• Eric Graham



Director: Harmonie Korine

Starring: Linda Manz, Max Perlich, Jacob Reynolds, Chloë Sevigny

Genre: Dystopian, Experimental Drama

Gummo, being Korine’s directorial debut generated a lot of press for its explicit content and stylized, liquid narrative. The film is set in Xenia, Ohio, a poor town that had been hit by a overwhelming tornado. Even though Gummo appears on numerous degrading lists (like “10 most disturbing films you’ll ever see” or “5 films you shouldn’t bother to watch”), the film has achieved cult status and addresses and highlights many issues concerning poverty and white trash.

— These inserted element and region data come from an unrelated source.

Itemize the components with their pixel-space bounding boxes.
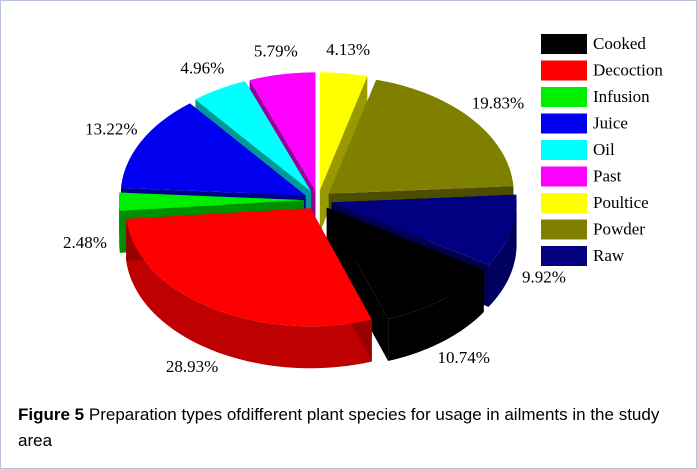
legend-swatch bbox=[541, 246, 587, 266]
legend-label: Powder bbox=[593, 219, 645, 238]
value-label: 10.74% bbox=[437, 348, 489, 367]
slice bbox=[119, 192, 305, 211]
legend-swatch bbox=[541, 113, 587, 134]
slice-side bbox=[488, 202, 517, 307]
legend-swatch bbox=[541, 219, 587, 240]
slice bbox=[331, 194, 517, 265]
caption-text: Preparation types ofdifferent plant spec… bbox=[18, 405, 660, 450]
slice-side bbox=[126, 218, 372, 369]
legend-label: Past bbox=[593, 166, 622, 185]
slice bbox=[328, 79, 514, 194]
value-label: 4.13% bbox=[326, 40, 370, 59]
value-label: 5.79% bbox=[254, 41, 298, 60]
caption: Figure 5 Preparation types ofdifferent p… bbox=[18, 402, 678, 454]
legend-label: Cooked bbox=[593, 34, 646, 53]
legend-swatch bbox=[541, 60, 587, 81]
value-label: 9.92% bbox=[522, 267, 566, 286]
value-label: 19.83% bbox=[472, 94, 524, 113]
legend-label: Decoction bbox=[593, 60, 663, 79]
legend-label: Poultice bbox=[593, 193, 649, 212]
legend-label: Raw bbox=[593, 246, 625, 265]
legend-swatch bbox=[541, 87, 587, 107]
slice bbox=[326, 207, 484, 319]
legend-swatch bbox=[541, 140, 587, 160]
legend-label: Juice bbox=[593, 113, 628, 132]
slice bbox=[249, 72, 316, 191]
slice-side bbox=[326, 207, 389, 361]
legend-swatch bbox=[541, 193, 587, 213]
value-label: 4.96% bbox=[180, 59, 224, 78]
slice bbox=[120, 103, 306, 196]
slice bbox=[319, 72, 368, 191]
caption-label: Figure 5 bbox=[18, 405, 85, 424]
legend-label: Oil bbox=[593, 140, 615, 159]
legend-swatch bbox=[541, 166, 587, 187]
legend-swatch bbox=[541, 34, 587, 54]
legend-label: Infusion bbox=[593, 87, 650, 106]
slice bbox=[126, 208, 372, 327]
value-label: 13.22% bbox=[85, 120, 137, 139]
slice bbox=[195, 81, 312, 192]
value-label: 28.93% bbox=[166, 357, 218, 376]
value-label: 2.48% bbox=[63, 233, 107, 252]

The film’s narrative is loosely woven and follows lonely residents of a tornado-stricken town, who are trying to fulfil their nihilistic, boring lives. Korine made no effort in hiding any truths; filling the screen with explicit and upsetting (to certain audiences) content.

The film explores issues like drug abuse, vandalism, poverty, animal cruelty (luckily only towards cats), racism and a lot more, leaving the viewer with a lot to ponder about as the film progresses. Even in this nihilistic environment, most of these characters are content with their living standards and Solomon (portrayed by Jacob Reynolds) stated that life is beautiful and without it, we’d be dead.

Korine has stirred the norms of filmmaking and created something that is truly his own. The film is inarguably original and didn’t reference any other films; this film has set its own standards. I would recommend this film to anyone who’s open minded and doesn’t mind witnessing the execution of cats.